Angers swells in my chest, but before I can react, before I can calm her down, Mother reaches out her arms, whispering a spell I can’t hear through Nicola’s rancorous laughter.

Mother’s invisible power swipes across Nicola’s desk, and pens and papers go flying.

A telephone crashes into the floor, and a dagger strikes the wall beside me.

Everything but Mother’s purse piles across the room and crashes to the floor.

Nicola shoots out of her chair, her fangs sliding out with an ear-piercing groan. Her fist rises in the air then slams down, crushing Mother’s purse through the desk, the edge of the wood creaking and falling off as if Nicola’s hand were an axe.

“Stop,” Cassius commands, fangs extended, and with one jump, he lands between them both on top of the desk.

But Nicola uses her powerful strength to swipe against his calves, and then his feet are in the air, and he falls flat on his back.

In seconds, Nicola has rounded the desk and has my mother’s back pressed into her chest. Her hand snakes across Mother’s waist, caging her in a tight embrace.

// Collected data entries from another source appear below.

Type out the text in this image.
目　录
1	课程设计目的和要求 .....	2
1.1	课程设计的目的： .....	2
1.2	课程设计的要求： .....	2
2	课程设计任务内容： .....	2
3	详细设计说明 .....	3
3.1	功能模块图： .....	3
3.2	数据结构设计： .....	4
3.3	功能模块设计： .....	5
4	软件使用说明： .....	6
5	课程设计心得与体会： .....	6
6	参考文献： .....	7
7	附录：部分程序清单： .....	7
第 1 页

With a sharp inhale into my mom’s neck, Nicola’s nostrils flare, her fangs gleaming, eyes lusting for a taste.

“Are you fucking kidding me?” I scream, looking at the two women, power igniting in my fingertips.

“Take a bite, Nicola. I dare you,” Mother pants, a taunting smile on her red lips, goading Nicola to take Mother’s cursed blood. “My skin welcomes you, please, it cries. Take a bite.”

“Put your guns away,” Cassius tells me. “She’s not taking a bite.”

“Maybe I will. Maybe I will, and put an end to all of this,” Nicola seethes. “I’ve been alive for hundreds of years. I could take a bite and be done with it all.”